What I don’t understand is why these children continue to talk over me and their classmates, even when I tell them in French “You do not speak when your classmates are speaking, and you do not speak when I am speaking. It’s rude and disrespectful.” I really should have given my fourth graders at School Three crosses in their règles de vie today…I’ll ask Virginie (their classroom teacher) if I can do that. They’re unreal.

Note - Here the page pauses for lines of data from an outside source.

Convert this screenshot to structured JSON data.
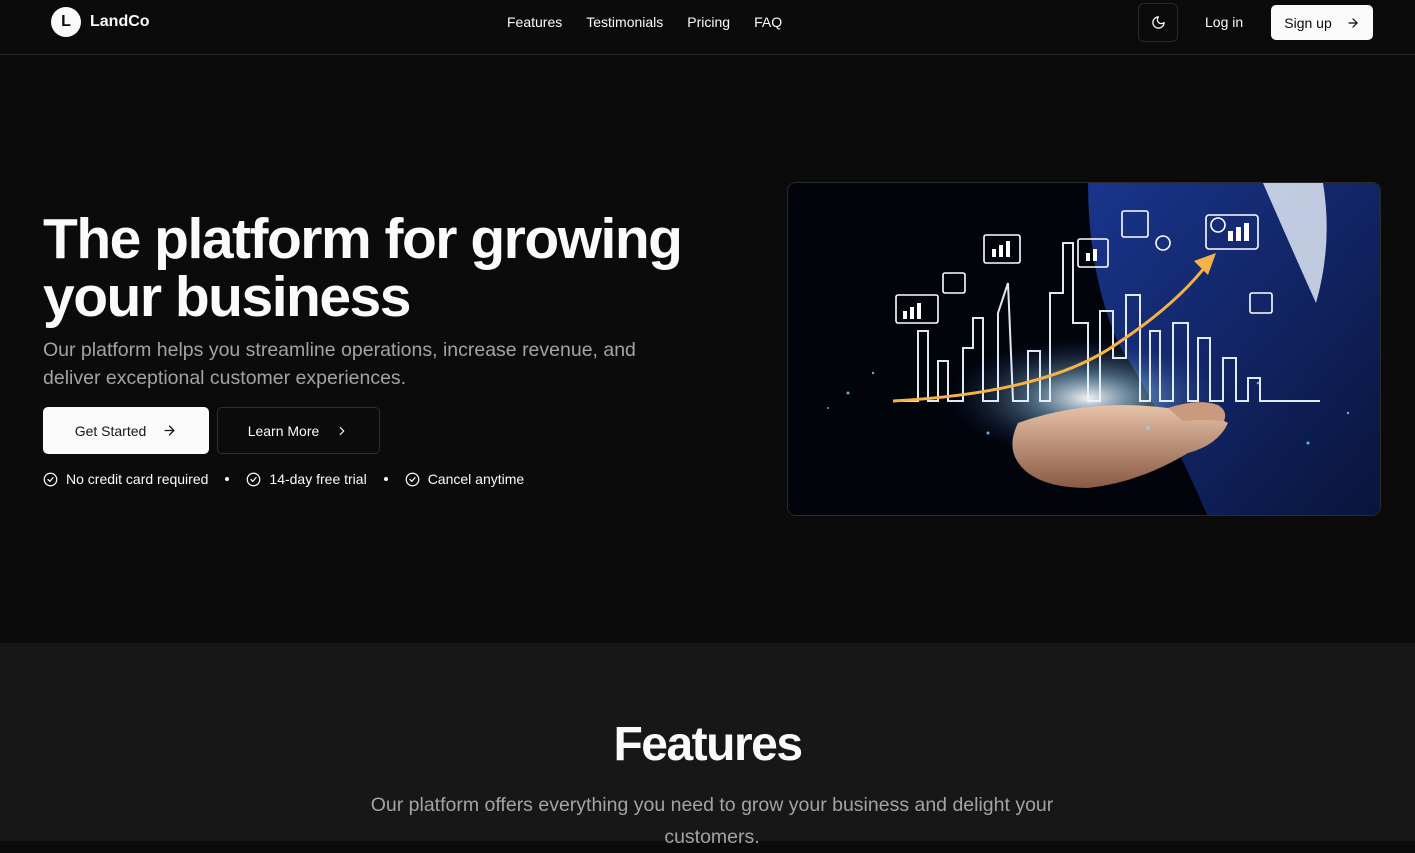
{
  "brand": {
    "logo_letter": "L",
    "name": "LandCo"
  },
  "nav": {
    "items": [
      "Features",
      "Testimonials",
      "Pricing",
      "FAQ"
    ]
  },
  "header": {
    "theme_toggle_icon": "moon-icon",
    "login_label": "Log in",
    "signup_label": "Sign up"
  },
  "hero": {
    "title": "The platform for growing your business",
    "subtitle": "Our platform helps you streamline operations, increase revenue, and deliver exceptional customer experiences.",
    "primary_cta": "Get Started",
    "secondary_cta": "Learn More",
    "perks": [
      "No credit card required",
      "14-day free trial",
      "Cancel anytime"
    ],
    "image_subject": "hand-holding-glowing-growth-chart"
  },
  "features": {
    "title": "Features",
    "subtitle": "Our platform offers everything you need to grow your business and delight your customers."
  },
  "colors": {
    "background": "#0b0b0b",
    "section_alt": "#171717",
    "text": "#fafafa",
    "muted": "#a3a3a3",
    "accent_glow": "#f5b347",
    "image_blue": "#1e3b8a"
  }
}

The French really do expect their children to be better behaved than this, and when they misbehave, they’re told in very stern and what I would consider harsh language that it is not tolerated at all and that they immediately affect others around them. Language here places a lot of emphasis on others and the inequality of others – we’re not all the same – and that in effect devalues a little the individual. Indeed, there is little here that is private. The State, especially in the school, occupies the space. Everyone pretty much has the same dishcloths and mailbox color; there was even a box of socks and underwear in the teachers’ room in School Three for students. Like new socks and underwear. On the other hand, there is so much that is not discussed, like your name, what you do for a living, what your parents do, your family situation, etc., things that normally come up in an American conversation to gauge the person’s place in society. As a result, I, and Ben agrees, have a hard time “reading” people. I can’t immediately, or even after speaking with them on multiple occasions, divine people’s social places – what do you spend your money on, what education do you have, what does your spouse do, what are your children like, etc. It’s a lack of social context. It’s frustrating and makes one lonely.

I have three classes tomorrow, starting at 8:30am. Hopefully the France Orange technician will come tomorrow, because if he doesn’t I’m going to hurt something. I want me some freakin internet, goddammit. (Ben agrees with me, but in less harsh words.)

Miss home, miss Mom, miss Dad, miss Peter, miss Nicholas, miss Andy. End.